Episode 74: The Hunt for Pablo Escobar: Rise of a Drug Lord (Ep 1)
Release Date: August 17, 2025
Hosts: David McCloskey & Gordon Corera
In this gripping opener to a six-part series, David McCloskey and Gordon Corera explore the origins of Pablo Escobar and the Medellín Cartel—delving into the birth of one of history’s most feared and mythologized criminal empires. Drawing vivid parallels between Cold War espionage and the intelligence battles of the drug war, the hosts set the scene: from Colombia’s turbulent society and outlaw tradition to the meteoric rise of cocaine.

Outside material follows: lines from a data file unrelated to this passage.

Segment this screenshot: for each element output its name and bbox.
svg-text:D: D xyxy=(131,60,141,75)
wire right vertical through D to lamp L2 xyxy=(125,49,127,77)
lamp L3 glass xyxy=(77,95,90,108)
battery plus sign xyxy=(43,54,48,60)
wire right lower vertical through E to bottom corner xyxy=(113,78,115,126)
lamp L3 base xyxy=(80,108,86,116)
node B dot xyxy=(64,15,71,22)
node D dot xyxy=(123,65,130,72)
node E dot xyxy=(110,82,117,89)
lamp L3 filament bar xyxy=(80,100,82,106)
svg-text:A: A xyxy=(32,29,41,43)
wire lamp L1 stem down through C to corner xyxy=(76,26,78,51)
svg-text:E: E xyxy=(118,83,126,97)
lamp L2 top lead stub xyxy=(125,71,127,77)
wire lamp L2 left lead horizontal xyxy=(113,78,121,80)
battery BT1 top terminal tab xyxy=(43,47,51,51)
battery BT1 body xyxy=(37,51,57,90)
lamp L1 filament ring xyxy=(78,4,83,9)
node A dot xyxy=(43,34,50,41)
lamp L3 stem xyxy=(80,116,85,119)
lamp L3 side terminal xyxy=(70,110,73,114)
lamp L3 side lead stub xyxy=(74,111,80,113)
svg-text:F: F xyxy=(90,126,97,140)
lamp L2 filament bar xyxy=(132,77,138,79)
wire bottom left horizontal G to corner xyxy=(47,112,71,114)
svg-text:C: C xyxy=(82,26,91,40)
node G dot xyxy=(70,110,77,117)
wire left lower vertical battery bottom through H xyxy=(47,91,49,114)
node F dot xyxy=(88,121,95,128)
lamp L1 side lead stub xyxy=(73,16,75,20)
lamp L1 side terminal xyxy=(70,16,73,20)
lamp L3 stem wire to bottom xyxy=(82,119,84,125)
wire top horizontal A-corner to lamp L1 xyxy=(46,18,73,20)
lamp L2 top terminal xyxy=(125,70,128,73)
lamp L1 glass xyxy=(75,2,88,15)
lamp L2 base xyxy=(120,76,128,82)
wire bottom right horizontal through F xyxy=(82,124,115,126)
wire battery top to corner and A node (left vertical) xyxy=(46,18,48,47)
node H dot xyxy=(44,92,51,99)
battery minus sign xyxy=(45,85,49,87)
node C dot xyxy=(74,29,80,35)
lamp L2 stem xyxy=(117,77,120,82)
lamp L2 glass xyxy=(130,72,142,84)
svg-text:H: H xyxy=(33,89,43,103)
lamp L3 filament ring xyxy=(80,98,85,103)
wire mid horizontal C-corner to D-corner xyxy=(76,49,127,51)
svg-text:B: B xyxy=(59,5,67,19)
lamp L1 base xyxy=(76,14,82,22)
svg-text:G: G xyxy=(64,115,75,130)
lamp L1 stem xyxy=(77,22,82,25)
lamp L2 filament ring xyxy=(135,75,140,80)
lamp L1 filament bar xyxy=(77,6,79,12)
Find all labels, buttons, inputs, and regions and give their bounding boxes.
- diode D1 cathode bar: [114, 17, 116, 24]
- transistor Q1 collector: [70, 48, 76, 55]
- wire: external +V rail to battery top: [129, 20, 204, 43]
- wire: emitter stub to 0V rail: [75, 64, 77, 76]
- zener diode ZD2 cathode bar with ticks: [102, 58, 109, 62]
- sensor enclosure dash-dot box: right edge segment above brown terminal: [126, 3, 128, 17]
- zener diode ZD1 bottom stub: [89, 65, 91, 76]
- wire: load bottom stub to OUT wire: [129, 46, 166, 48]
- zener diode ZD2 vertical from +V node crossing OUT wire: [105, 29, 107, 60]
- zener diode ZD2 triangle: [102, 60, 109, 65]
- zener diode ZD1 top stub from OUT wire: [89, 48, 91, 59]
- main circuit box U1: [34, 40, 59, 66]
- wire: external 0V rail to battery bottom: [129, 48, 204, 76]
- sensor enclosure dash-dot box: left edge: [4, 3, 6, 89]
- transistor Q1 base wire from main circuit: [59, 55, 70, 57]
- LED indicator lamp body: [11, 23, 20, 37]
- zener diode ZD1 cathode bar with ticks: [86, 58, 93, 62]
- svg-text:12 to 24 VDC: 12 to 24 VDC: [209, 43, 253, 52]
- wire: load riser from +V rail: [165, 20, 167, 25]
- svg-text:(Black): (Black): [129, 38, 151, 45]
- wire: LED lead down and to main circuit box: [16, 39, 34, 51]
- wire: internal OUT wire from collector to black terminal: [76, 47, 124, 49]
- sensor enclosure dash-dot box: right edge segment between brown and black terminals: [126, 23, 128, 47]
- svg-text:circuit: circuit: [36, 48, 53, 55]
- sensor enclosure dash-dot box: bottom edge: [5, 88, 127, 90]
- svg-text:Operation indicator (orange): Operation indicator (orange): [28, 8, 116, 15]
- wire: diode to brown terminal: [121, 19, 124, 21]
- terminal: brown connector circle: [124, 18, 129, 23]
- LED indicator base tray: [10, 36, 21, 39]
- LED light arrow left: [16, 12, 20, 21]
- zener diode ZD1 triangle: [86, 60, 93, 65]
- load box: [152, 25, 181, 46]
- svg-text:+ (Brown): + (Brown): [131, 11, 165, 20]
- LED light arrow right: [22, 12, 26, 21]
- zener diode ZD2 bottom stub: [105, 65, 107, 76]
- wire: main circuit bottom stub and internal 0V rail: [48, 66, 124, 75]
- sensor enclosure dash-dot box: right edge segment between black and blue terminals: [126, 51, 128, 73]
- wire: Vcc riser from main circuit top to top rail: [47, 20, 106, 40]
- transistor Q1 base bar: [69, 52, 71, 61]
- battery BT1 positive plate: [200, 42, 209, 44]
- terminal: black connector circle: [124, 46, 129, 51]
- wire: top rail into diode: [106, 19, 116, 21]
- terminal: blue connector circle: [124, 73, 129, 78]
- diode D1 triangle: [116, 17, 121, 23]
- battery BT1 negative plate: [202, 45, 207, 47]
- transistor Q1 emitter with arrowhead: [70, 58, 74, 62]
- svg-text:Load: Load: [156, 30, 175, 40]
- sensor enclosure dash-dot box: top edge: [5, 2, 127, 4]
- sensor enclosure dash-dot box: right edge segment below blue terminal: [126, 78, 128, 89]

This episode paints a nuanced portrait of Escobar’s early years and the unique forces—social, economic, and geographic—that turned him from a middle-class schoolboy into the world’s most notorious drug lord.
"Nearly everyone in Medellín supports the traffickers. Those who don’t are either dead or targets... It is the certain knowledge that no one is really safe in Colombia from drug cartel assassins."
— Gordon Corera & David McCloskey [02:53, 03:16]
"Violence stalks Colombia like a biblical plague... just basically everyone’s fighting everyone."
— David McCloskey (citing Mark Bowden) [11:11, 13:32]
"He basically wakes up in the afternoon... sleeping late. And unsurprisingly, he's going to rebel against his schoolteacher mother and he'll drop out of high school just before his 17th birthday."
— David McCloskey [22:22]
"You either accept his silver, accept the bribe, and you're fine, or you get the lead, you get shot, you get killed, your family gets killed, you get tortured. So it's really the underpinnings of his business model and the Medellín cartel."
— David McCloskey [57:07]
Lighthearted Banter:
On Miami Vice fashion, Gordon teases his pastel shirt:
“I was going to have one of those jackets with my sleeves rolled up, go out on a jet boat... this is the closest I get in South London to Miami Vice...”
— Gordon Corera [45:44–46:29]
The episode concludes with Escobar’s chilling offer—“plata o plomo”—as he builds his empire, foreshadowing his transformation into a global criminal legend. The hosts tease the next episode, promising to track Escobar’s rise to near-mythical power and his eventual collision with both Colombian authority and Washington.
This summary captures the depth, intrigue, and dark charisma of episode one, priming listeners for the epic manhunt that changed the world’s war on drugs.